Raşa Evrensel
14 Janvier 2022•Mise à jour: 14 Janvier 2022
AA / Istanbul
La Chine a démenti, ce vendredi, de "s'être ingérée secrètement dans la politique de Londres", à la suite d'une alerte émise par l'agence de renseignement britannique.
"La Chine n'a jamais eu besoin de s'engager dans ce qu’on appelle une ingérence dans la politique d'autres pays", a déclaré le porte-parole du ministère chinois des Affaires étrangères, Wang Wenbin, lors d'une conférence de presse, rapportée par l'Associated Press (AP).
Et d’ajouter que son pays espère que "les responsables britanniques s'abstiendront de faire des allégations sans fondement et d'exagérer la menace chinoise, pour servir des motivations cachées (de leur gouvernement)".
"Il est extrêmement irresponsable de faire des déclarations sensationnelles basées sur les rumeurs et les suppositions de certains", a affirmé Wang Wenbin.
Le président de la Chambre des communes britannique, Lindsay Hoyle, a adressé une alerte aux législateurs, dans la journée du jeudi, émise par l'agence de renseignement britannique MI5, chargée de la lutte contre le terrorisme et l'espionnage, concernant les activités d'une avocate chinoise basée à Londres, du nom de Christine Lee.
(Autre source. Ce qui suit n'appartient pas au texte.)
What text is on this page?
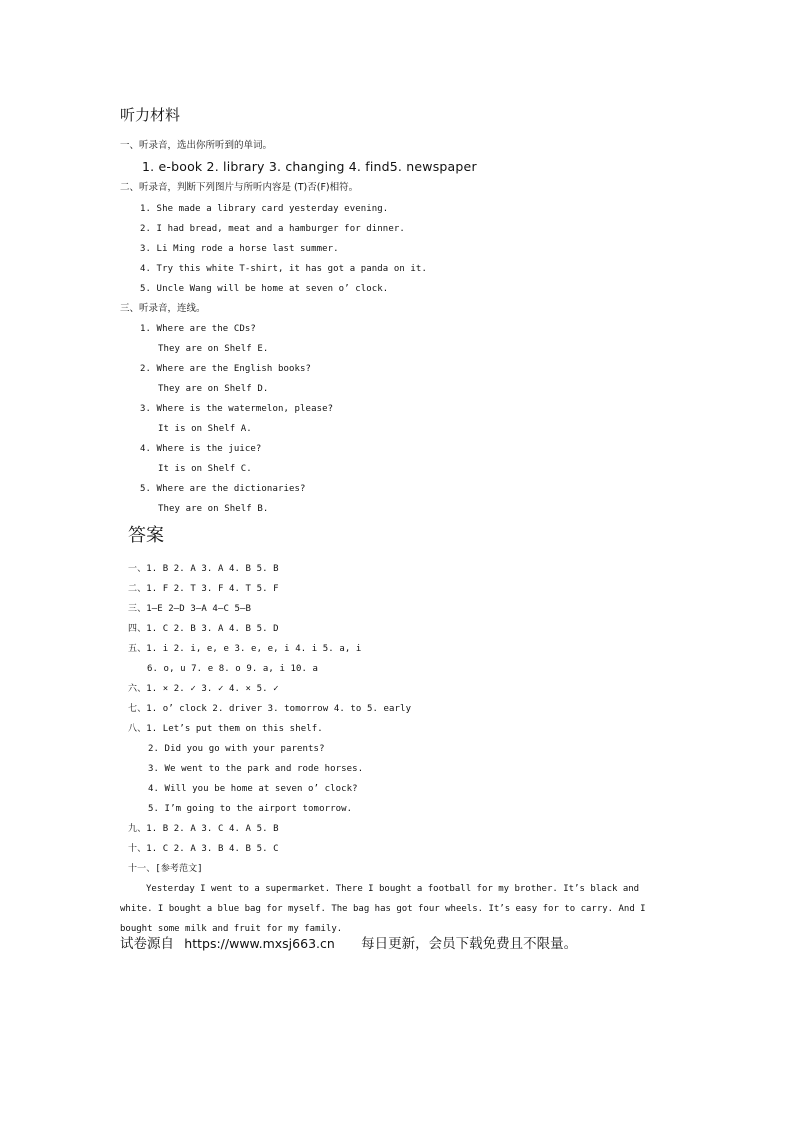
听力材料
一、听录音，选出你所听到的单词。
1. e-book 2. library 3. changing 4. find5. newspaper
二、听录音，判断下列图片与所听内容是 (T)否(F)相符。
1. She made a library card yesterday evening.
2. I had bread, meat and a hamburger for dinner.
3. Li Ming rode a horse last summer.
4. Try this white T-shirt, it has got a panda on it.
5. Uncle Wang will be home at seven o’ clock.
三、听录音，连线。
1. Where are the CDs?
They are on Shelf E.
2. Where are the English books?
They are on Shelf D.
3. Where is the watermelon, please?
It is on Shelf A.
4. Where is the juice?
It is on Shelf C.
5. Where are the dictionaries?
They are on Shelf B.
答案
一、1. B 2. A 3. A 4. B 5. B
二、1. F 2. T 3. F 4. T 5. F
三、1—E 2—D 3—A 4—C 5—B
四、1. C 2. B 3. A 4. B 5. D
五、1. i 2. i, e, e 3. e, e, i 4. i 5. a, i
6. o, u 7. e 8. o 9. a, i 10. a
六、1. × 2. ✓ 3. ✓ 4. × 5. ✓
七、1. o’ clock 2. driver 3. tomorrow 4. to 5. early
八、1. Let’s put them on this shelf.
2. Did you go with your parents?
3. We went to the park and rode horses.
4. Will you be home at seven o’ clock?
5. I’m going to the airport tomorrow.
九、1. B 2. A 3. C 4. A 5. B
十、1. C 2. A 3. B 4. B 5. C
十一、[参考范文]
Yesterday I went to a supermarket. There I bought a football for my brother. It’s black and
white. I bought a blue bag for myself. The bag has got four wheels. It’s easy for to carry. And I
bought some milk and fruit for my family.
试卷源自 https://www.mxsj663.cn 每日更新，会员下载免费且不限量。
L'alerte indiquait que l'avocate travaillait en coordination avec le Département du travail du Front uni affilié au Comité central du Parti communiste chinois, pour "s'immiscer secrètement" dans la politique britannique.
L'agence de renseignement a déclaré que Lee avait "facilité" les dons aux partis politiques et aux législateurs britanniques "au nom de ressortissants étrangers".
Les députés doivent déclarer la source des dons qu'ils reçoivent, ceux-ci doivent provenir d'électeurs ou d'entités enregistrées au Royaume-Uni, a indiqué l'agence de renseignement.
Il est à noter que l'avocate chinoise n'a pas encore été inculpée d'infraction pénale, selon la même source.
D’après le site Internet du cabinet d'avocats de Lee, son entreprise s'est efforcée de développer "des liens solides entre le Royaume-Uni et la Chine" et a conseillé l'ambassade de Chine à Londres sur des questions juridiques, rapporte l'Associated Press.
Cependant, l'AP n'a pas pu obtenir de réponse de la part du cabinet d'avocats de Lee, concernant les accusations qui lui sont portées.
Au mois de novembre dernier, Richard Moore, chef de la British Foreign Intelligence Agency, MI6, a décrit la Chine comme "l'une des plus grandes menaces pour le Royaume-Uni et ses alliés", selon la même source.
La Chine a critiqué à plusieurs reprises ce qu'elle décrit comme une ingérence britannique dans ses affaires intérieures et a nié toute ingérence dans les politiques de pays étrangers.